Dass die Zahl der Auszubildenden im Kreis leicht zurückgegangen ist, sei vor allem dem kaufmännischen Bereich geschuldet. Nach Ansicht von Josefine Steiger, Leiterin der Fachabteilung Ausbildung bei der Industrie- und Handelskammer (IHK) Schwaben, gebe es in diesem Bereich eine Sättigung. Die Ursache dafür liege aber weniger daran, dass die Nachfrage nach einem Beruf im Kaufmännischen sinke. Es gebe einfach weniger Lehrstellen in dem Gebiet, sagt sie. Mit Blick auf ganz Schwaben sei der Landkreis kein Ausreißer, sondern entspreche der Regel. Dies gilt auch für den benachbarten Alb-Donau-Kreis. Dort sind Ausbildungen im kaufmännischen Bereich um knapp neun Prozent zurückgegangen. Generell seien in Ulm und der Region die Ausbildungszahlen für Unternehmen aus Industrie, Dienstleistung und Handel im Vergleich zum Vorjahr gleich geblieben. In der Stadt Ulm und im Alb-Donau-Kreis beginnen morgen 1356 junge Menschen eine Ausbildung. Im handwerklichen Bereich waren es zum Stand Ende Juli 514 Lehrlinge.

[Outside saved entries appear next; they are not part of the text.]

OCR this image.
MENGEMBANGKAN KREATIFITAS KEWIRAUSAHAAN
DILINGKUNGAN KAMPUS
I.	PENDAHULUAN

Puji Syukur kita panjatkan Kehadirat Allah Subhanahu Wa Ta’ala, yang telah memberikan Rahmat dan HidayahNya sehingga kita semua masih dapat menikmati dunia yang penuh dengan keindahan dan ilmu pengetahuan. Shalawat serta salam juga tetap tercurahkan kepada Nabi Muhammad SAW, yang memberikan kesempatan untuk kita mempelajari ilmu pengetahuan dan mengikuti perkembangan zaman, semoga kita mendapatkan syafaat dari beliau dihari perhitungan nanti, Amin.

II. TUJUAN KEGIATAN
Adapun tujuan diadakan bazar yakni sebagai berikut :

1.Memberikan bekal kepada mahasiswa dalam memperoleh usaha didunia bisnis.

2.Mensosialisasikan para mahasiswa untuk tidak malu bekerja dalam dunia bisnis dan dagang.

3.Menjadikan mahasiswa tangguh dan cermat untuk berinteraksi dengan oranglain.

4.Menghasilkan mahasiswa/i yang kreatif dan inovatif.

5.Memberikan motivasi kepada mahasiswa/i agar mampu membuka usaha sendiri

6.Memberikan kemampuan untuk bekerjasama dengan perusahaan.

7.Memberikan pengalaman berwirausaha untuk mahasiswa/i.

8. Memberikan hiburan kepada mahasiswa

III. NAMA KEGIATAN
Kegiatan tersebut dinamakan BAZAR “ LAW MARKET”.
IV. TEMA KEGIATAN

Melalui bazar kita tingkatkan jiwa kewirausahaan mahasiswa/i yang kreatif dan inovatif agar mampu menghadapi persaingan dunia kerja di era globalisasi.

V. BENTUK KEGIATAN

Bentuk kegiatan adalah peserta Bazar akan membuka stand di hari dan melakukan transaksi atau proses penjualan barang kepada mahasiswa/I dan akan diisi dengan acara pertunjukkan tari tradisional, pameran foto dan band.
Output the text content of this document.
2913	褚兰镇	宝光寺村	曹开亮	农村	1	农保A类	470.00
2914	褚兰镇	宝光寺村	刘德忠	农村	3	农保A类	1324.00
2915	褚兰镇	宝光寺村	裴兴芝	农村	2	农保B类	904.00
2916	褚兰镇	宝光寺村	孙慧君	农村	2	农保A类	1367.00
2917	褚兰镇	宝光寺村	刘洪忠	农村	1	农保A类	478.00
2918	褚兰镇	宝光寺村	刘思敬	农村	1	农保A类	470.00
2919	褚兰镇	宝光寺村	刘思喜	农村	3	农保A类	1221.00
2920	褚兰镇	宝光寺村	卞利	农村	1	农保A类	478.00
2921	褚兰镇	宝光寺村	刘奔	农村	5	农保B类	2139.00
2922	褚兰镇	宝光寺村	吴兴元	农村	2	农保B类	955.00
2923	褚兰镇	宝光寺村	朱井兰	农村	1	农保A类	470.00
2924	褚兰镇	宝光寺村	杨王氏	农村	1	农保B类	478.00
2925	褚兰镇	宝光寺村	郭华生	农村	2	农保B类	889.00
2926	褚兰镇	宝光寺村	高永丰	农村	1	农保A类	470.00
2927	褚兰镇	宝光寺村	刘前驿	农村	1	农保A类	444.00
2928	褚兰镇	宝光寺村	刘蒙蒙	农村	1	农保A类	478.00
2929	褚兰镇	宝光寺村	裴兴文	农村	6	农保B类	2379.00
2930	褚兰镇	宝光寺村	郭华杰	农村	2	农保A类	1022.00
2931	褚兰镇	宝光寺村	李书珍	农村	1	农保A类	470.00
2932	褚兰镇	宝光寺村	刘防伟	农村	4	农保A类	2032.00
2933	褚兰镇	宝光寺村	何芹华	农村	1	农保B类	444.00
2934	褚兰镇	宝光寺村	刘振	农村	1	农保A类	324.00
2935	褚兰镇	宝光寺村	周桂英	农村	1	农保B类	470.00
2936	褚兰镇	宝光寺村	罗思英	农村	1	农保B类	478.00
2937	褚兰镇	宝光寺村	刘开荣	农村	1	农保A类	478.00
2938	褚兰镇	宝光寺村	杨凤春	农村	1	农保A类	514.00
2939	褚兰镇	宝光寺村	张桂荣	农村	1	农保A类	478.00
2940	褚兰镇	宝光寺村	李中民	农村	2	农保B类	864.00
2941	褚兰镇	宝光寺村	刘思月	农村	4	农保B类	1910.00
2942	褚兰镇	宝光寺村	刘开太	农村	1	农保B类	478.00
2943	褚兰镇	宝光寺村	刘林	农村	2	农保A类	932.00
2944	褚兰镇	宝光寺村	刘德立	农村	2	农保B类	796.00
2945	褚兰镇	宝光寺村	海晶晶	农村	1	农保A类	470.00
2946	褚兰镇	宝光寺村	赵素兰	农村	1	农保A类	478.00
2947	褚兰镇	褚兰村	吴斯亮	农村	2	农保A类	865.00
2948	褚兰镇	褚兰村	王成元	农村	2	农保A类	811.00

Im Unterallgäu haben sich bis jetzt 1099 junge Menschen für einen Beruf in Industrie, im Dienstleistungssektor oder im Handel und 261 im Handwerk entschieden. Die meisten von ihnen wollen aber einen technischen Beruf erlernen. „Wir haben 500 Ausbildungsverträge in einem technischen Bereich, wie Maschinenund Anlagenführer“, sagt Steiger. Im Vorjahr seien es in dieser Branche im Unterallgäu nur 435 neue Azubis gewesen. Auch im Nachbarkreis Neu-Ulm liegen Berufe in der Metallindustrie bei den jungen Leuten im Trend. Ob Zerspanungs-, Konstruktionsmechaniker oder Fachkraft für Metall, im Landkreis starten 165 junge Menschen eine Ausbildung in diesem Bereich. Das ist die höchste Zahl unter allen Branchen im Kreis. Dies hat vor allem einen Grund, wie Steiger der IHK Schwaben gegenüber unserer Zeitung sagt: In der Branche werde händeringend nach Fachkräften gesucht. Die Metalltechnik biete damit vielen Azubis eine Zukunftsperspektive, sodass sich viele gerade für diesen Bereich entschieden. Auch in Handwerksberufen, wie im Heizungs-, Sanitär-, und Klimatechnikbereich, werden dringend Spezialisten gesucht. „Momentan ist einfach ein Bedarf an diesen Berufen da“, sagt Treutler-Walle von der HWK. Generell spricht sie sich aber dagegen aus, dass es beliebte und unbeliebte Ausbildungsberufe gibt: „Man muss sich von dem Klischee befreien, dass beispielsweise Fleischer weniger angesehen sind.“
Eine Ausbildung wird zuneh- mend auch für die Integration von geflüchteten Menschen wichtig. Begannen vergangenes Jahr noch rund 60 Menschen aus Nicht-EU-Ländern eine Lehre im Handwerk in Schwaben, so hat sich die Zahl in diesem Jahr verdoppelt. 22 Flüchtlinge haben sich im Kreis Neu-Ulm für eine Ausbildung im Industrie-, Dienstleistungs-, oder Handelsberuf entschieden, im Unterallgäu sind es 25. Dass nicht mehr Flüchtlinge einen Ausbildungsvertrag in der Region abschließen, liegt vor allem an den bürokratischen Hürden, die die Unternehmen überwinden müssen, um diesen Menschen einen Vertrag anbieten zu können. „Wir hätten bedeutend mehr Bewerber, wenn mehr Afghanen eine Arbeitserlaubnis bekommen würden“, ist Steiger überzeugt. Positiv bewertet sie den Trend, dass rund jeder fünfte Auszubildende in den Bereichen Industrie, Dienstleistung und Handel mittlerweile das Abitur hat. Etwa die Hälfte der Schulabgänger komme von Fachoberschulen, die andere von Gymnasien. Treutler-Walle von der Handwerkskammer freut sich über den Bewusstseinswandel: „Früher war das Studium das Nonplusultra.“Heute dagegen merkten immer mehr Menschen: „Eine Berufsausbildung zu machen, ist auch nicht schlecht.“Wer noch auf der Suche nach einem Ausbildungsplatz ist, hat gute Chancen. Im Kreis verzeichnet die Handwerkskammer 59 freie Stellen, die Industrie- und Handelskammer noch 32 freie Plätze – allein in den Lehrstellenbörsen.